Do ACD calibration gas instruments support multiple languages?
Why is my CAL 2000 instrument reading flow too low?
The CAL 2000 instrument has an internal mass flow sensor that measures the flow through the unit and is used to control the flow. If the sensor is not seeing the flow that the user has asked for, it shows a flow too low error and then shuts off. The reason for this is so that the calibration gas concentration is accurate. Typical reasons for the flow too low error include flow restrictive calibration adaptors, as well as customers who are trying to calibrate a sample drawing sensor with a lower flow rate than our unit is providing. Sample drawing systems can be calibrated by setting the flow to zero on the CAL 2000 and attaching the hose to the sensor. The CAL 2000 will read the sample draw flow and then you may set the desired calibration of calibration gas and calibrate the sensor.
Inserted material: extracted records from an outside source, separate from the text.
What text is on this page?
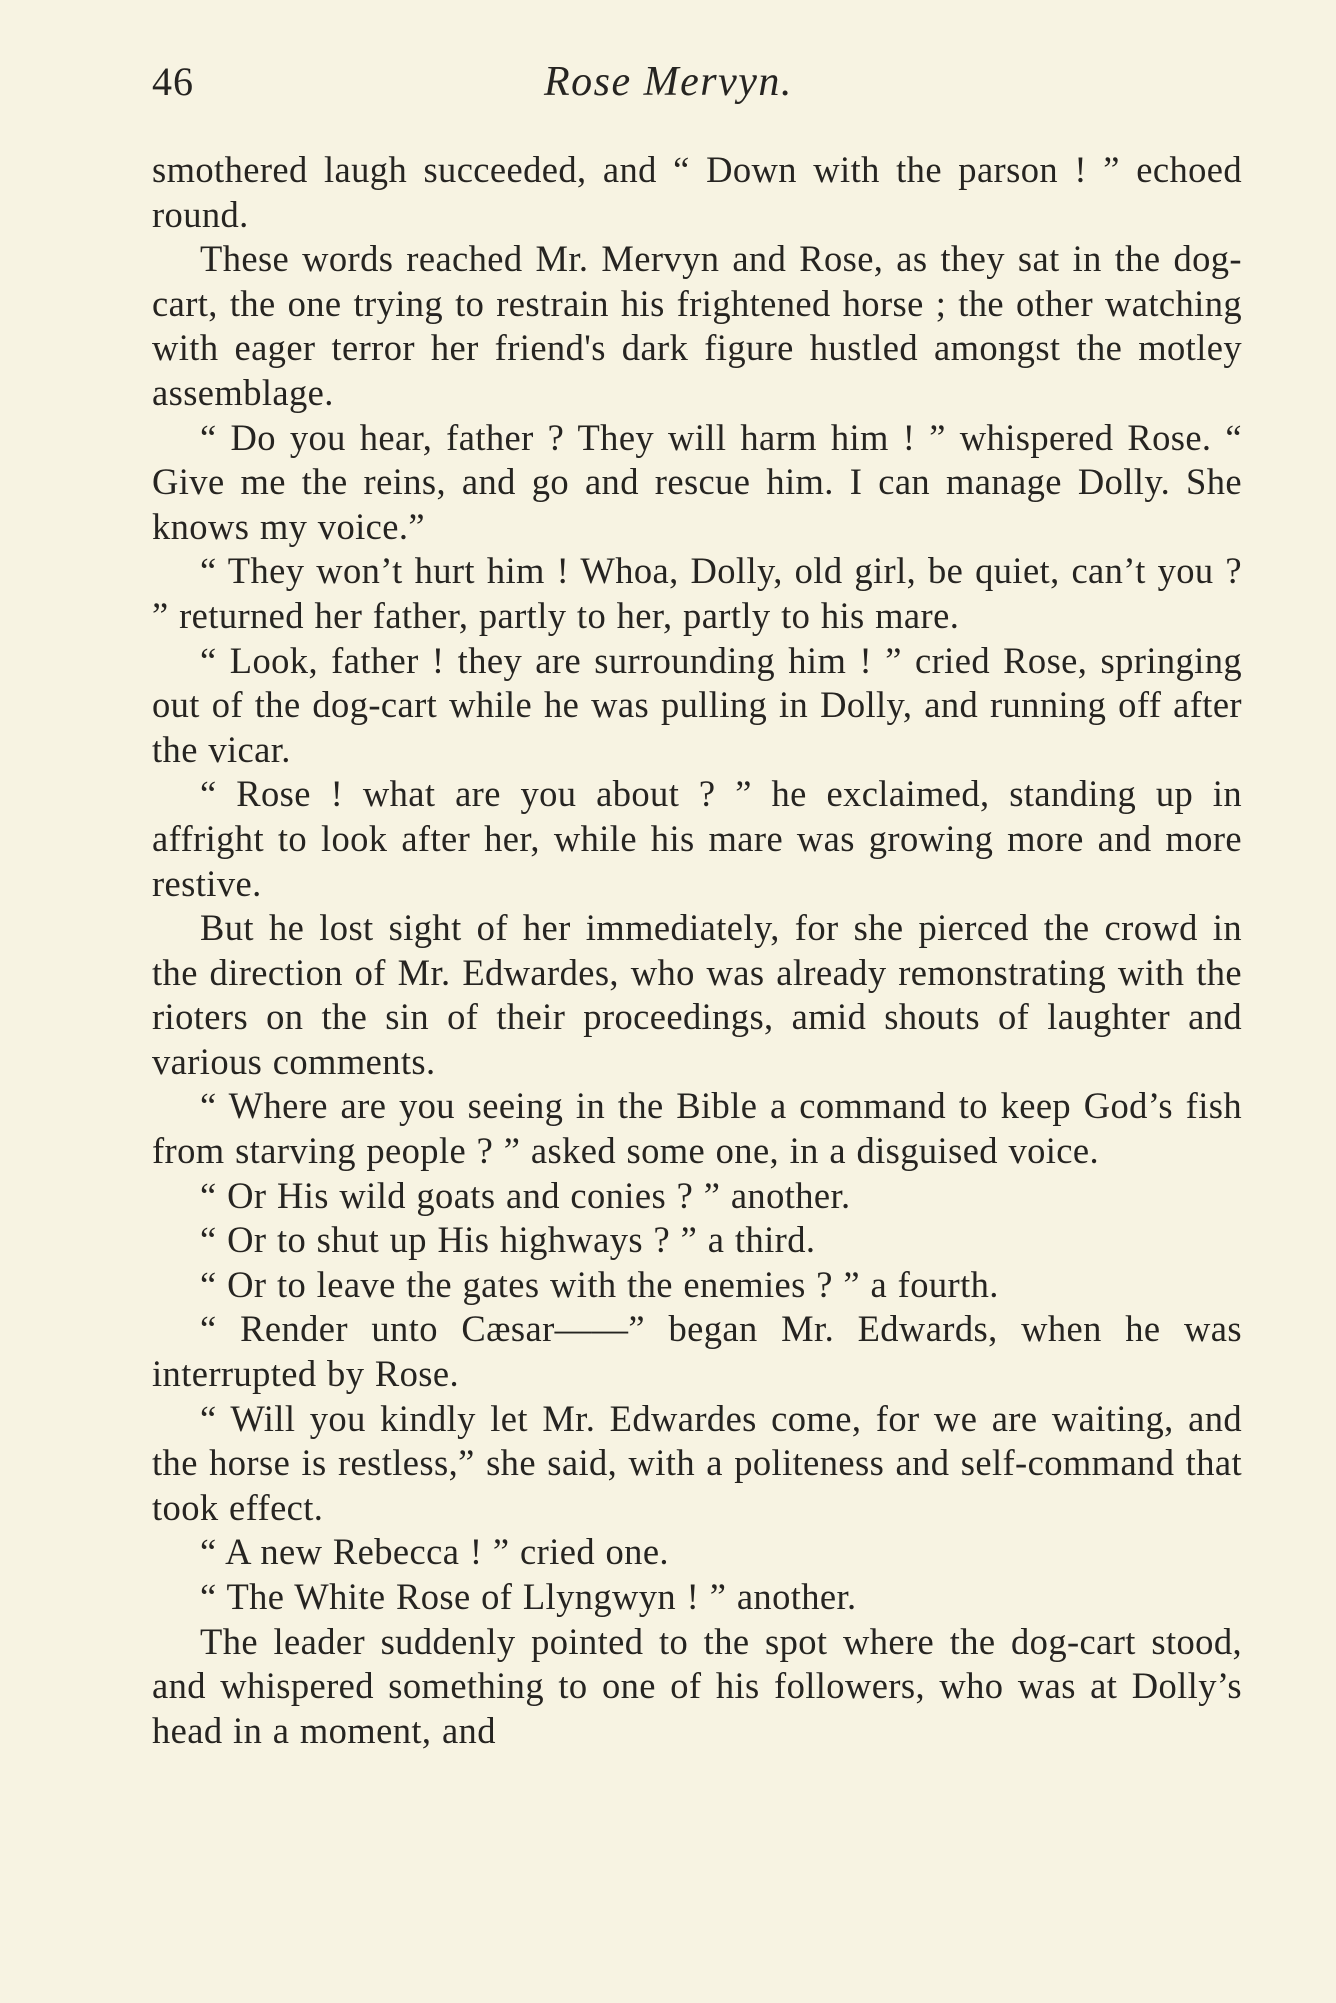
46	Rose Mervyn.

smothered laugh succeeded, and “ Down with the parson ! ” echoed round.

These words reached Mr. Mervyn and Rose, as they sat in the dog-cart, the one trying to restrain his frightened horse ; the other watching with eager terror her friend's dark figure hustled amongst the motley assemblage.

“ Do you hear, father ? They will harm him ! ” whispered Rose. “ Give me the reins, and go and rescue him. I can manage Dolly. She knows my voice.”

“ They won’t hurt him ! Whoa, Dolly, old girl, be quiet, can’t you ? ” returned her father, partly to her, partly to his mare.

“ Look, father ! they are surrounding him ! ” cried Rose, springing out of the dog-cart while he was pulling in Dolly, and running off after the vicar.

“ Rose ! what are you about ? ” he exclaimed, standing up in affright to look after her, while his mare was growing more and more restive.

But he lost sight of her immediately, for she pierced the crowd in the direction of Mr. Edwardes, who was already remonstrating with the rioters on the sin of their proceedings, amid shouts of laughter and various comments.

“ Where are you seeing in the Bible a command to keep God’s fish from starving people ? ” asked some one, in a disguised voice.

“ Or His wild goats and conies ? ” another.

“ Or to shut up His highways ? ” a third.

“ Or to leave the gates with the enemies ? ” a fourth.

“ Render unto Cæsar——” began Mr. Edwards, when he was interrupted by Rose.

“ Will you kindly let Mr. Edwardes come, for we are waiting, and the horse is restless,” she said, with a politeness and self-command that took effect.

“ A new Rebecca ! ” cried one.

“ The White Rose of Llyngwyn ! ” another.

The leader suddenly pointed to the spot where the dog-cart stood, and whispered something to one of his followers, who was at Dolly’s head in a moment, and
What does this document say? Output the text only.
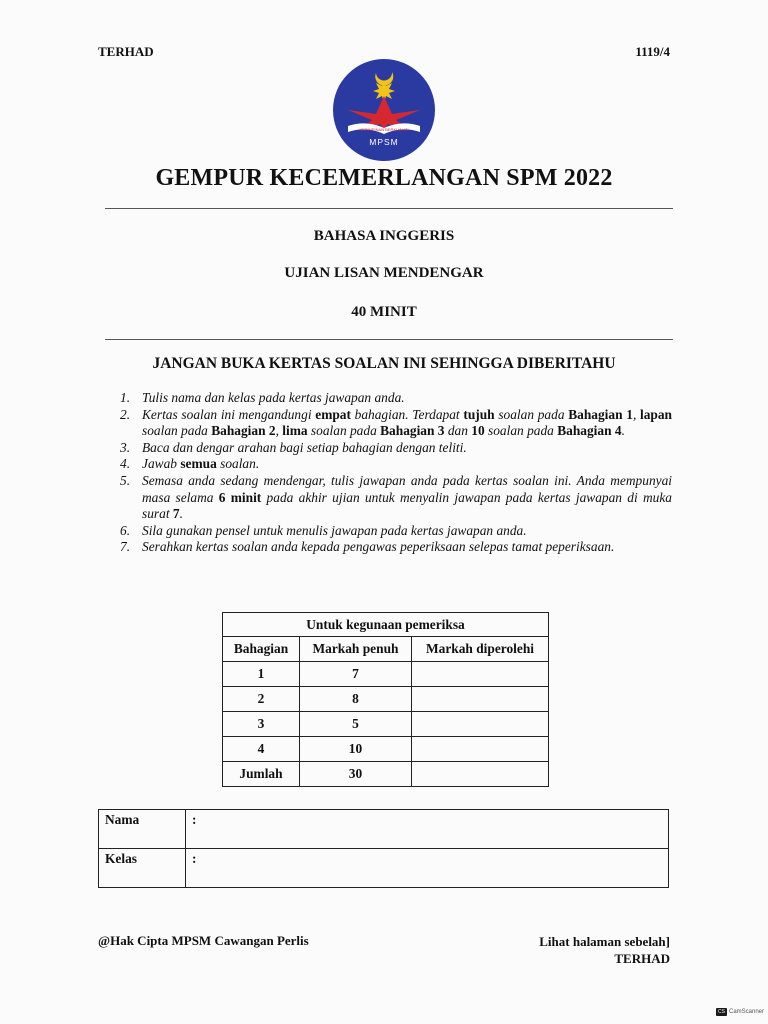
TERHAD	1119/4
KEPIMPINAN BERKUALITI
MPSM
GEMPUR KECEMERLANGAN SPM 2022
BAHASA INGGERIS
UJIAN LISAN MENDENGAR
40 MINIT
JANGAN BUKA KERTAS SOALAN INI SEHINGGA DIBERITAHU
1. Tulis nama dan kelas pada kertas jawapan anda.
2. Kertas soalan ini mengandungi empat bahagian. Terdapat tujuh soalan pada Bahagian 1, lapan soalan pada Bahagian 2, lima soalan pada Bahagian 3 dan 10 soalan pada Bahagian 4.
3. Baca dan dengar arahan bagi setiap bahagian dengan teliti.
4. Jawab semua soalan.
5. Semasa anda sedang mendengar, tulis jawapan anda pada kertas soalan ini. Anda mempunyai masa selama 6 minit pada akhir ujian untuk menyalin jawapan pada kertas jawapan di muka surat 7.
6. Sila gunakan pensel untuk menulis jawapan pada kertas jawapan anda.
7. Serahkan kertas soalan anda kepada pengawas peperiksaan selepas tamat peperiksaan.
Untuk kegunaan pemeriksa		
Bahagian	Markah penuh	Markah diperolehi
1	7	
2	8	
3	5	
4	10	
Jumlah	30	
Nama	:
Kelas	:
@Hak Cipta MPSM Cawangan Perlis	Lihat halaman sebelah]
TERHAD
CS CamScanner
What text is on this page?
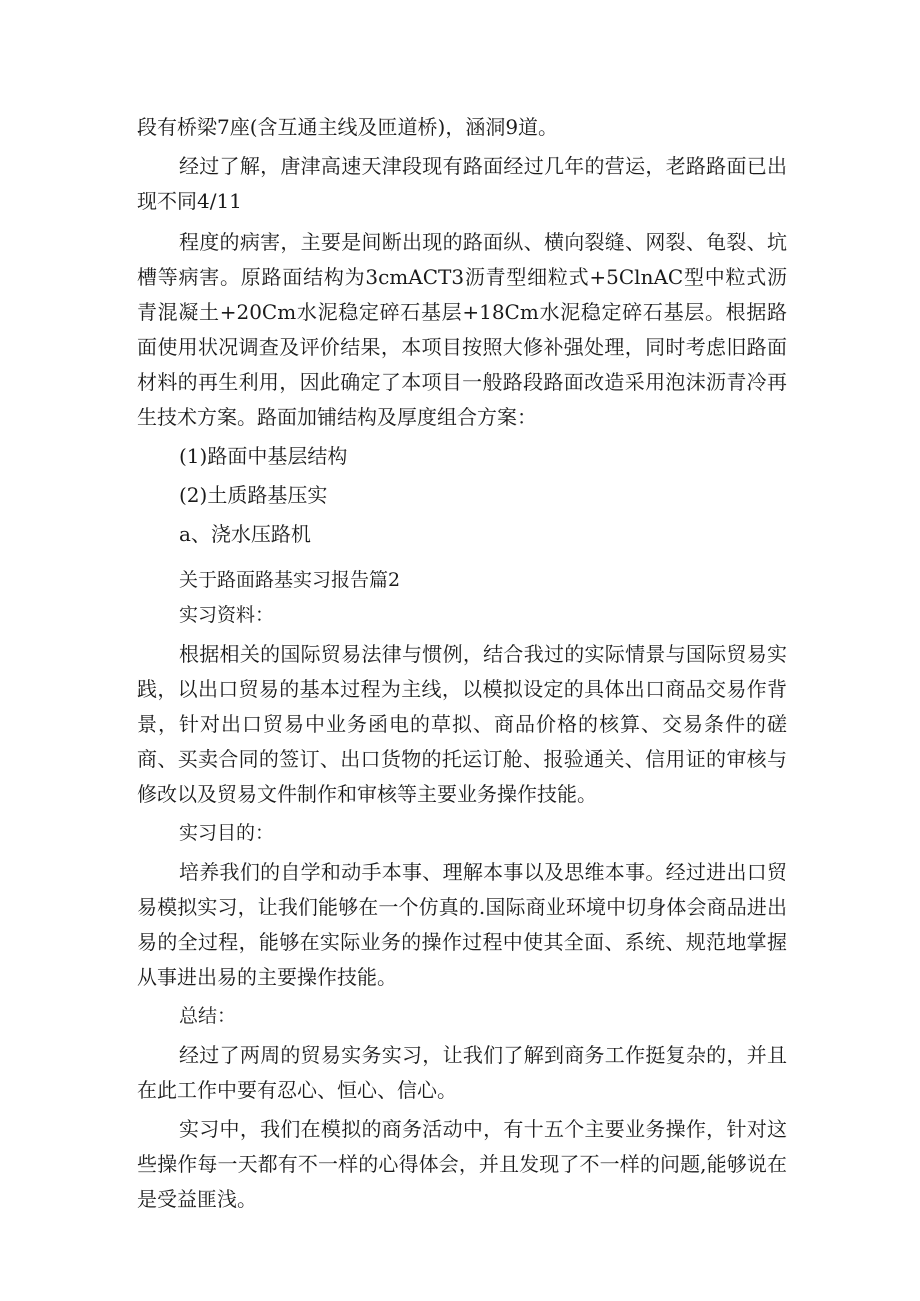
段有桥梁7座(含互通主线及匝道桥)，涵洞9道。

经过了解，唐津高速天津段现有路面经过几年的营运，老路路面已出现不同4/11

程度的病害，主要是间断出现的路面纵、横向裂缝、网裂、龟裂、坑槽等病害。原路面结构为3cmACT3沥青型细粒式+5ClnAC型中粒式沥青混凝土+20Cm水泥稳定碎石基层+18Cm水泥稳定碎石基层。根据路面使用状况调查及评价结果，本项目按照大修补强处理，同时考虑旧路面材料的再生利用，因此确定了本项目一般路段路面改造采用泡沫沥青冷再生技术方案。路面加铺结构及厚度组合方案：

(1)路面中基层结构

(2)土质路基压实

a、浇水压路机

关于路面路基实习报告篇2

实习资料：

根据相关的国际贸易法律与惯例，结合我过的实际情景与国际贸易实践，以出口贸易的基本过程为主线，以模拟设定的具体出口商品交易作背景，针对出口贸易中业务函电的草拟、商品价格的核算、交易条件的磋商、买卖合同的签订、出口货物的托运订舱、报验通关、信用证的审核与修改以及贸易文件制作和审核等主要业务操作技能。

实习目的：

培养我们的自学和动手本事、理解本事以及思维本事。经过进出口贸易模拟实习，让我们能够在一个仿真的.国际商业环境中切身体会商品进出易的全过程，能够在实际业务的操作过程中使其全面、系统、规范地掌握从事进出易的主要操作技能。

总结：

经过了两周的贸易实务实习，让我们了解到商务工作挺复杂的，并且在此工作中要有忍心、恒心、信心。

实习中，我们在模拟的商务活动中，有十五个主要业务操作，针对这些操作每一天都有不一样的心得体会，并且发现了不一样的问题,能够说在是受益匪浅。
If calibration adaptor is too restrictive, the restriction needs to be reduced so that the pump in the CAL 2000 can achieve the desired flow rate.
Does the flow rate affect the output on the CAL 2000?
When you change the flow rate on the CAL 2000, the range of output changes. If you are flowing at 0.5 LPM, you can choose any output between 0.5 PPM and 50 PPM. If you have the flow set to 1.0 LPM, you may select any output between 0.25 ppm and 25 PPM. If you have selected 0.2 LPM of flow, you may select from 1.25 to 125 PPM. So the real range with one cell is .25 to 125 PPM, this full range can be achieved by altering the flow rate of the instrument.
How is the flow controlled in the GENie QC-1?
The GENie QC-1 utilizes a sealed glass ampoule with an ammonia solution inside as the source for the ammonia gas. Once the user breaks the vial and places it inside the instrument, the ammonia permeates out of the ampoule at different rates depending on many variables. The user selects the concentration of calibration that they want, say 50 PPM. The instrument then adjusts the flow rate in order to achieve that output and displays the flow rate to the user. There is a coarse adjust knob that user can change in order to achieve the concentration that is required. If the user sets the output to 50 PPM and the instrument then can’t achieve that output, it will give a “output too low” indication. At that point the user adjusts the coarse adjust knob until the required output can be achieved. The instrument will stabilize and run at that 50 PPM level and display the flow rate. The flow will be between 0.2 and 1.0 LPM.
How does the CAL 101 Bump Test instrument track 350 bumps?
A memory chip inside the source keeps track of the number of bumps used and how long the button is pressed down.